Awhile back I had a string of questions to Big Bang Poetry. And I can’t find them now. But here’s a new interesting one that just came in.
Hi, as a class, we just finished reading In These Girls, Hope is a Muscle [by Madeleine Blais, 1995]. My teacher said that the title was based on an Emily Dickenson poem. I have looked high and low, and I haven’t found it. Since you’re an expert, I was wondering if you knew where it came from. Let me know.
This was an interesting question. Emily Dickinson thought a lot about hope but not so much about muscles. I did a google search for “Emily Dickinson” and “muscles” as a cursory check. Nothin.

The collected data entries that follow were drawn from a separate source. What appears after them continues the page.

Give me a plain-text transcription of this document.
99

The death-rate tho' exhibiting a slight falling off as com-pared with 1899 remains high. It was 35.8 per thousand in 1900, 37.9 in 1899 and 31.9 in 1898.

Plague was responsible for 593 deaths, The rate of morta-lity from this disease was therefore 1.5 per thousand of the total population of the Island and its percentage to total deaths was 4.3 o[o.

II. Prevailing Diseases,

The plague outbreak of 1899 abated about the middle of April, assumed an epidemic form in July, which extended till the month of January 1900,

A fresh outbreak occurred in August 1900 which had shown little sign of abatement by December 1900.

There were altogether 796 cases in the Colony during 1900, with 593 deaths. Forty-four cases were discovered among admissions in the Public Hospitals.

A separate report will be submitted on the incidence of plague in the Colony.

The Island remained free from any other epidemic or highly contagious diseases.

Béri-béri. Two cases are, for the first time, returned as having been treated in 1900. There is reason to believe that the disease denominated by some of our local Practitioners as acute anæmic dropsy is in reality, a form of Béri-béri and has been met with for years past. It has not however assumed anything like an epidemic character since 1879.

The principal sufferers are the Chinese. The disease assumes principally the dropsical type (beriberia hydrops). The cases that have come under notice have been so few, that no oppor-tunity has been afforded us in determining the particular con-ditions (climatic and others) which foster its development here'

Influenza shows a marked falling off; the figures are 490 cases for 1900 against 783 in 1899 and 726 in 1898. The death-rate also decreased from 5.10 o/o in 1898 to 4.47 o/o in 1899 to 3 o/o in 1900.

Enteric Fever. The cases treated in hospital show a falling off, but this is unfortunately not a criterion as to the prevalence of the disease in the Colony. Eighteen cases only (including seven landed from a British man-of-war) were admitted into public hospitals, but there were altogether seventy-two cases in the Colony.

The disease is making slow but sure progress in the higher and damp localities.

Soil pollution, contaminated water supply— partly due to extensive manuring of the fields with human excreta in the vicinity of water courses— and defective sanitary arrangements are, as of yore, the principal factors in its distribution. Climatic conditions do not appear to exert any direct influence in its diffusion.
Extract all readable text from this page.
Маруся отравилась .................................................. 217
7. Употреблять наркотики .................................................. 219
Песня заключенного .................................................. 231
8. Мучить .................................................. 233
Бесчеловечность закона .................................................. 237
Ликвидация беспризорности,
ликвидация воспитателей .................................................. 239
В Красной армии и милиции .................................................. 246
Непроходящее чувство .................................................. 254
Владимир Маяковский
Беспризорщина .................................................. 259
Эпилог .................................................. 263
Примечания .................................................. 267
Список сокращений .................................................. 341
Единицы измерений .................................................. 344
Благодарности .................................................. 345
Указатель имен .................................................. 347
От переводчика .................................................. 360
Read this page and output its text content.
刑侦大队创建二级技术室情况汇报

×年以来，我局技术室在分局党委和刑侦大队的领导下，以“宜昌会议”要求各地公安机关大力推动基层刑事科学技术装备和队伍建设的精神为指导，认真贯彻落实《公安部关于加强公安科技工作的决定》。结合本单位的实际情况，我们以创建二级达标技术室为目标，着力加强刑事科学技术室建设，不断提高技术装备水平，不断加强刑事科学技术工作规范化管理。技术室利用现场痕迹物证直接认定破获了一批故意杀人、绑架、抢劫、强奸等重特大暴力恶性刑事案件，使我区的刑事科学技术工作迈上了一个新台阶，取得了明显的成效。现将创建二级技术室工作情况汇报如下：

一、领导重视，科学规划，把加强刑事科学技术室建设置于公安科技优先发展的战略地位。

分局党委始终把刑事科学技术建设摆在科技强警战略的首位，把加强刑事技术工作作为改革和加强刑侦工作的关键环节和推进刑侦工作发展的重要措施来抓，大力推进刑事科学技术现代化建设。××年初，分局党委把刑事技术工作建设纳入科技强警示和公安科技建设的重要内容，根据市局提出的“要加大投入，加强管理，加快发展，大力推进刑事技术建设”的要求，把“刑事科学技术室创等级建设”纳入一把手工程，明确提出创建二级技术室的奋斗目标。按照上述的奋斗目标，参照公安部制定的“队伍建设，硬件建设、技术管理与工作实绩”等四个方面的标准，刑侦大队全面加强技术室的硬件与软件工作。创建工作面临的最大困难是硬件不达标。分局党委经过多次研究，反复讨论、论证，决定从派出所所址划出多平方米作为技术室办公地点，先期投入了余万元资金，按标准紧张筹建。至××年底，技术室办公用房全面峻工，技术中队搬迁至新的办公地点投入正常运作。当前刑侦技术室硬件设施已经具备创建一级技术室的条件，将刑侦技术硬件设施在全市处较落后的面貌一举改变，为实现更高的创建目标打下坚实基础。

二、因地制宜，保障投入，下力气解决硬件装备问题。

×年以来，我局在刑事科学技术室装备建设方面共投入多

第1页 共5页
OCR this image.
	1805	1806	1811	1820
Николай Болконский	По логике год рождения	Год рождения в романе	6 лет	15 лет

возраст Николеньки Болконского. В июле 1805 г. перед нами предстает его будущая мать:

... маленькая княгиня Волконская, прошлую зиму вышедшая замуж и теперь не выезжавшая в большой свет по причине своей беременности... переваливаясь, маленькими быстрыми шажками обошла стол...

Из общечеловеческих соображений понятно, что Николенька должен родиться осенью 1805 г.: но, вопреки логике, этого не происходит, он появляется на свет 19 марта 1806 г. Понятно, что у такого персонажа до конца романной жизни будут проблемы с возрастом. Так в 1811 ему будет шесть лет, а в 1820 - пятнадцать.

She has a famous “hope” poem though which I figured was the most likely culprit but with a twist for the basketball team and the Amherst connection in the Blais book. Then I found an article where the author confirmed as much herself: https://www.thepostscript.org/p/madeleine-blais-heart-is-an-instrument
“The title In These Girls, Hope Is a Muscle was also inspired by a writer, Emily Dickinson, the poet who lived in Amherst, Massachusetts, the setting of the high school basketball team whose championship season I covered. Her famous poem claims “hope is the thing with feathers,” though Woody Allen has a joke about that thing with feathers is his nephew in Zurich who thinks he is a bird. I, obviously, had my own definition.”
According to Google’s Ngram viewer, Blais’ book is probably the first use of the phrase in 1995.
There is also an oft-revested quote by Krista Tippett: “Hope is a muscle, a practice, a choice that actually propels new realities into being. And it’s a muscle we can strengthen.” But from all I can see online, this seems to be a more recent quote.